Иезуиты захихикали. Они были просто напичканы банальным зубоскальством и теми россказнями, что в ходу в восточных колледжах, а в качестве начинки этой язвительности держали в своих куриных мозгах одного только так и не постигнутого Аквинского. Мы с Дином не обращали на них никакого внимания. Пока мы пересекали слякотные равнины, Дин рассказывал истории о своих ковбойских временах, он показал участок дороги, где когда-то все утро скакал верхом; а когда мы въехали во владения Уолла, которые оказались необъятными, он показал место, где чинил ограду; и место, где старик Уолл, отец Эда, то и дело с грохотом гонялся по пастбищу за телками, издавая страшный рев: «Держите ее, держите, черт подери!»
— Каждые
Мы свернули с дороги и, переехав тропу, принялись петлять по зимнему пастбищу. Внезапно фары осветили стадо бестолково круживших на одном месте унылых беломордых коров.
— Ага! Они самые! Короны Уолла! Уж теперь-то нам не проехать. Придется выходить и разгонять их! Хи-хи-хи!

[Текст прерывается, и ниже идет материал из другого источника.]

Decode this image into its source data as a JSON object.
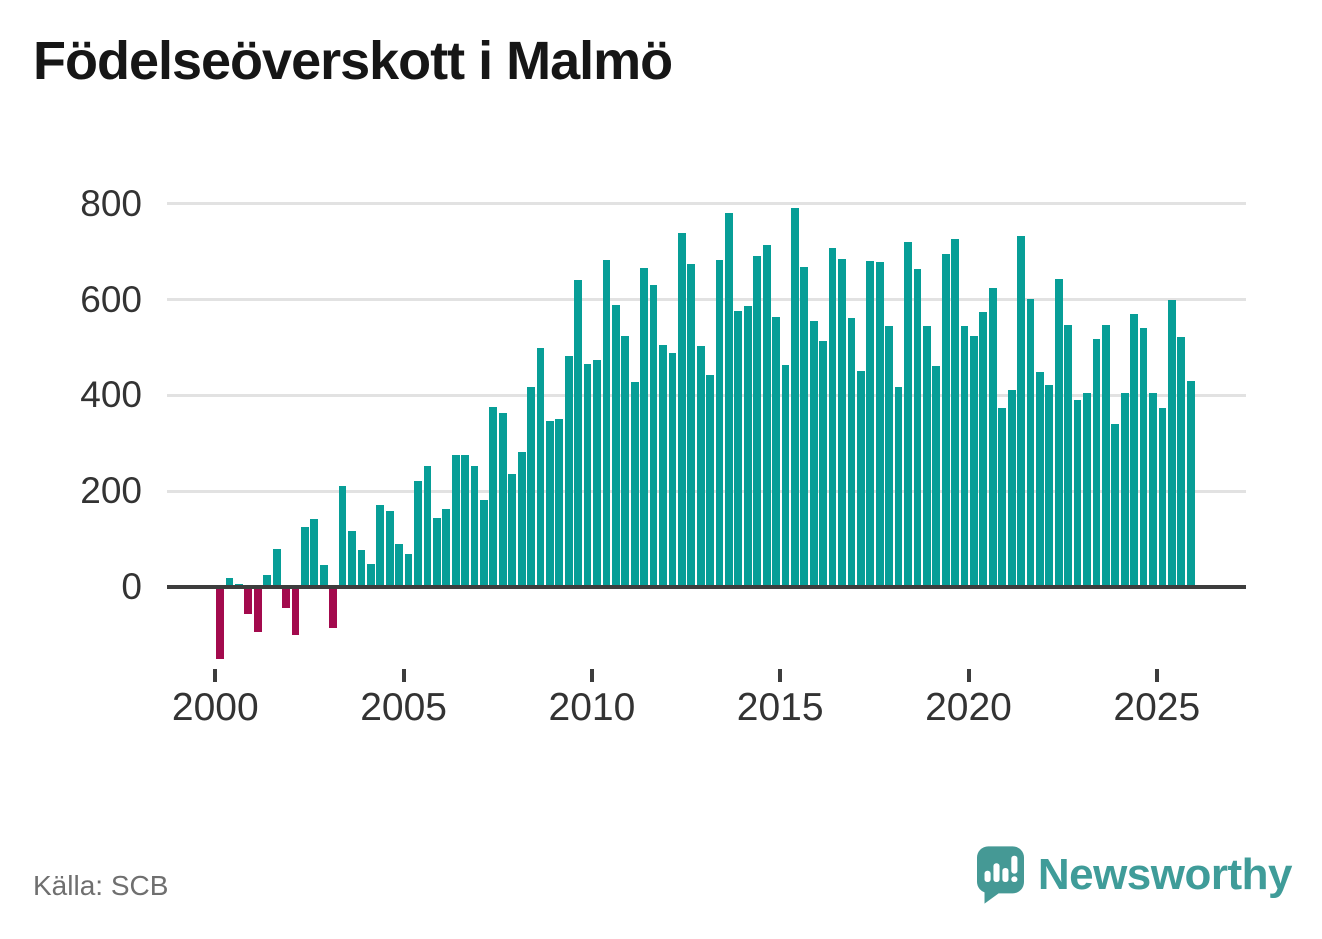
{
  "title": "Födelseöverskott i Malmö",
  "source": {
    "label": "Källa: SCB"
  },
  "branding": {
    "name": "Newsworthy",
    "icon": "newsworthy-speech-bubble-bar-chart-icon"
  },
  "colors": {
    "positive_bar": "#079e97",
    "negative_bar": "#a30a4d",
    "axis_line": "#3d3d3d",
    "gridline": "#e2e2e2",
    "tick_label": "#333333",
    "source_text": "#6f6f6f",
    "brand_teal": "#3f9c99",
    "logo_bubble": "#459995"
  },
  "chart_data": {
    "type": "bar",
    "title": "Födelseöverskott i Malmö",
    "frequency": "quarterly",
    "start": "2000 Q1",
    "end": "2025 Q4",
    "grid": "horizontal",
    "ylim": [
      -160,
      800
    ],
    "y_tick_labels": [
      "0",
      "200",
      "400",
      "600",
      "800"
    ],
    "x_tick_labels": [
      "2000",
      "2005",
      "2010",
      "2015",
      "2020",
      "2025"
    ],
    "values": [
      -146,
      19,
      6,
      -53,
      -90,
      26,
      80,
      -40,
      -95,
      125,
      143,
      46,
      -81,
      210,
      116,
      77,
      48,
      171,
      158,
      90,
      68,
      222,
      252,
      144,
      163,
      276,
      276,
      253,
      182,
      376,
      364,
      236,
      281,
      417,
      499,
      347,
      350,
      483,
      640,
      466,
      473,
      682,
      588,
      525,
      428,
      667,
      631,
      506,
      489,
      740,
      674,
      504,
      442,
      683,
      780,
      577,
      587,
      690,
      713,
      564,
      463,
      792,
      669,
      555,
      513,
      707,
      685,
      562,
      451,
      680,
      678,
      544,
      417,
      720,
      664,
      544,
      461,
      695,
      727,
      544,
      525,
      575,
      625,
      374,
      412,
      733,
      602,
      448,
      421,
      643,
      546,
      390,
      406,
      517,
      546,
      340,
      404,
      569,
      541,
      406,
      373,
      600,
      522,
      431
    ]
  }
}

Однако выходить не пришлось, мы просто черепашьим темпом потащились сквозь стадо, иногда легонько подталкивая животных, а те с мычанием кружили у самых дверей машины настоящим коровьим морем. Вдалеке показался огонек домика Эда Уолла. На сотни миль во все стороны от этого одинокого огонька простирались равнины.
Житель Востока не в состоянии представить себе такую кромешную тьму, какая окутывает прерию. Не было ни звезд, ни луны, ни единого огонька, кроме того, что горел на кухне миссис Уолл. Все, что лежало за смутными тенями скотного двора, являло собой бескрайний мировой пейзаж, который откроется взору лишь с рассветом. Постучав в дверь и вызвав из темноты Эда Уолла, который в хлеву доил коров, я на минуту осторожно углубился в эту тьму, футов на двадцать, не больше. Мне почудилось, что я слышу койотов. Уолл сказал, что это, должно быть, негромко ржет вдалеке одна из отцовских диких лошадей. Эд Уолл, наш ровесник, был высоким, жилистым и немногословным парнем с острыми зубками. Бывало, они с Дином подолгу простаивали на углах Куртис-стрит, свистом провожая проходящих девушек. Ныне же он милостиво позволил нам войти в его мрачную, неосвещенную и явно нежилую гостиную, пошарил в поисках тусклых светильников и, включив их, обратился к Дину:
— Какого черта, что у тебя с пальцем?
— Я врезал Мерилу, и у меня началось такое заражение, что кончик пальца пришлось ампутировать.
— Так на кой черт ты это сделал? — Я понял, что для Дина Эд был все равно что старший брат. Он покачал головой; ведро с молоком все еще стояло у его ног. — Как был ты полоумным сукиным сыном, так и остался.
Тем временем его молодая жена приготовила в просторной кухне роскошное угощение. Она попросила извинения за персиковое мороженое:
— Тут ничего особенного, я просто заморозила сливки вместе с персиками.
И разумеется, из всех мороженых, что я перепробовал в своей жизни, только это оказалось настоящим. Начала она довольно скромно, однако под конец стол ломился от яств; пока мы ели, на нем появлялись новые лакомства. Эта статная блондинка, как и все женщины, живущие среди невообразимых просторов, слегка сетовала на скуку. Она перечислила все радиопередачи, которые обычно слушает в это время ночи. Эд Уолл сидел, уставившись в свои ладони. Дин с жадностью поглощал еду. Он ждал от меня поддержки в своих россказнях о том, что владелец «кадиллака» — я, что я очень богат, а сам он — мой друг и шофер. На Эда Уолла все это не произвело никакого впечатления. Он лишь изредка поднимал голову, вслушиваясь в каждый звук, издаваемый скотиной в хлеву.